Dur revers pour les retraités de l'usine Stadacona

Usine Stadacona à Québec Usine Stadacona à Québec

Les retraités de Papiers White Birch encaissent un dur coup avec la décision rendue par la Cour suprême dans la cause opposant l'entreprise Indalex, en Ontario, et ses retraités. Le plus haut tribunal au pays statue qu'en cas de faillite, les retraités ne peuvent être considérés comme des créanciers prioritaires.

La Cour suprême vient ainsi invalider une décision rendue par la Cour d'appel de l'Ontario favorable aux retraités d'Indalex, un fabricant d'aluminium, qui faisait d'eux des créanciers prioritaires à la suite de la faillite de l'entreprise en 2009.

Le président du Regroupement des retraités de l'usine Stadacona, Gilles Bédard, est très déçu de cette décision. Il suivait le dossier de près et considère qu'il s'agit d'un retour à la case départ pour les retraités. « C'est catastrophique pour nous. Les revenus de retraite, c'est tout l'argent des travailleurs, c'est du salaire différé et de l'investissement qu'on place là. Lorsqu'il y a faillite, on n'a plus absolument aucune protection », déplore-t-il.
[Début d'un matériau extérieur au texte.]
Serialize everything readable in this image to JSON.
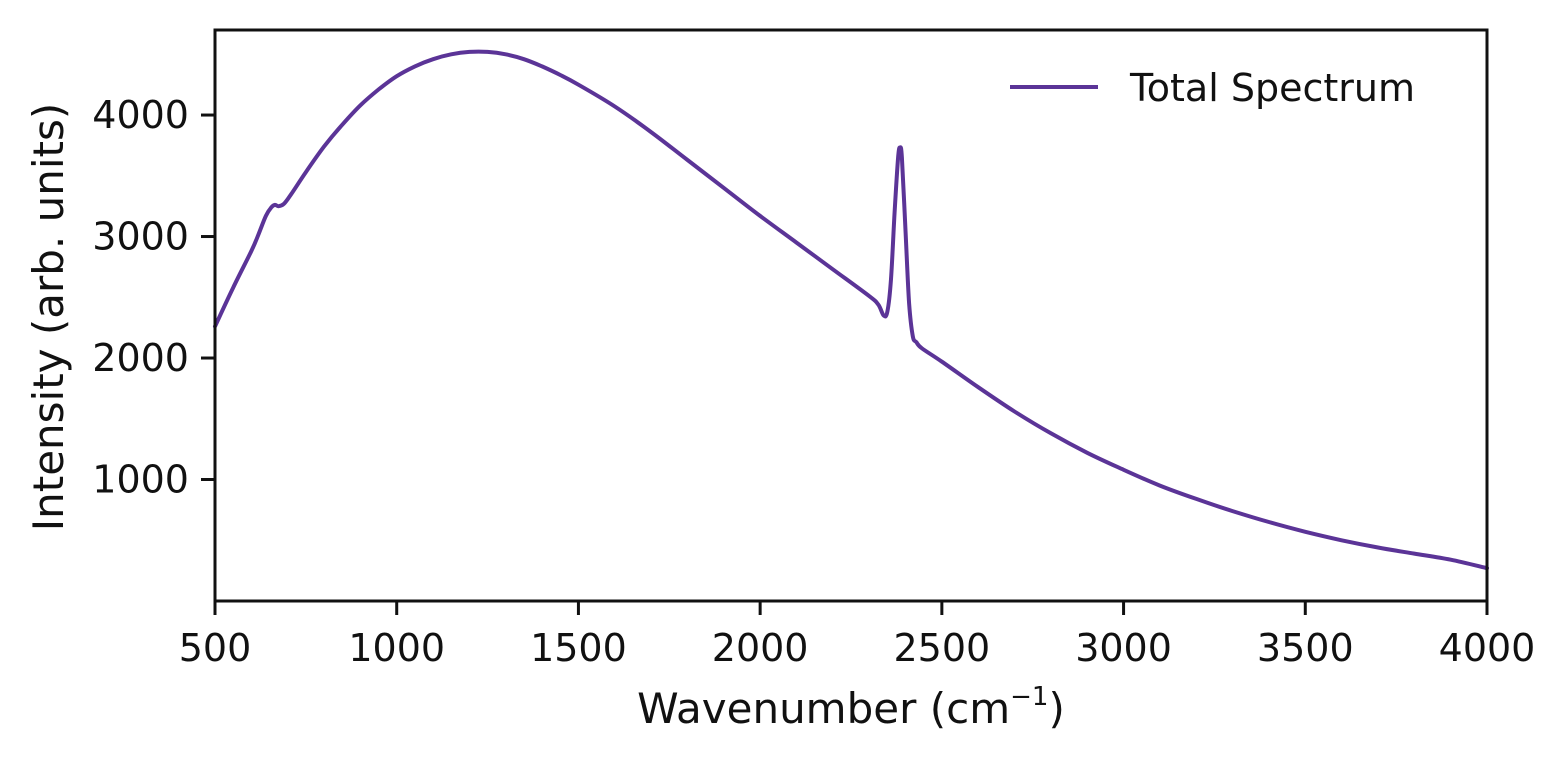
{
  "chart_data": {
    "type": "line",
    "title": "",
    "xlabel": "Wavenumber (cm",
    "xlabel_sup": "−1",
    "xlabel_close": ")",
    "ylabel": "Intensity (arb. units)",
    "xlim": [
      500,
      4000
    ],
    "ylim": [
      0,
      4700
    ],
    "xticks": [
      500,
      1000,
      1500,
      2000,
      2500,
      3000,
      3500,
      4000
    ],
    "yticks": [
      1000,
      2000,
      3000,
      4000
    ],
    "grid": false,
    "legend_position": "top-right",
    "series": [
      {
        "name": "Total Spectrum",
        "color": "#5b3497",
        "x": [
          500,
          550,
          600,
          620,
          640,
          655,
          665,
          675,
          690,
          710,
          750,
          800,
          850,
          900,
          950,
          1000,
          1050,
          1100,
          1150,
          1200,
          1250,
          1300,
          1350,
          1400,
          1450,
          1500,
          1600,
          1700,
          1800,
          1900,
          2000,
          2100,
          2200,
          2300,
          2325,
          2340,
          2350,
          2360,
          2370,
          2380,
          2385,
          2390,
          2400,
          2410,
          2420,
          2430,
          2445,
          2500,
          2600,
          2700,
          2800,
          2900,
          3000,
          3100,
          3200,
          3300,
          3400,
          3500,
          3600,
          3700,
          3800,
          3900,
          4000
        ],
        "values": [
          2260,
          2580,
          2880,
          3020,
          3170,
          3240,
          3260,
          3250,
          3270,
          3350,
          3530,
          3740,
          3920,
          4080,
          4210,
          4320,
          4400,
          4460,
          4500,
          4520,
          4520,
          4500,
          4460,
          4400,
          4330,
          4250,
          4070,
          3860,
          3630,
          3400,
          3170,
          2950,
          2730,
          2510,
          2440,
          2350,
          2380,
          2650,
          3200,
          3660,
          3730,
          3650,
          3050,
          2450,
          2180,
          2130,
          2080,
          1970,
          1760,
          1560,
          1380,
          1220,
          1080,
          950,
          840,
          740,
          650,
          570,
          500,
          440,
          390,
          340,
          270
        ]
      }
    ]
  }
}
M. Bédard n'a pas l'intention d'en rester là. Malgré ce revers, le Regroupement des retraités de l'usine Stadacona promet de continuer à faire pression pour une modification de la loi fédérale sur les faillites. « C'est une situation inacceptable dans un pays comme le Canada que des gens qui préparent leur retraite toute leur vie voient leurs efforts anéantis. Il faut qu'ils soient protégés. »

Les revenus des 600 retraités de l'usine Stadacona ont été amputés de 47 % depuis décembre en raison des conditions imposées pour la relance de Papiers White Birch.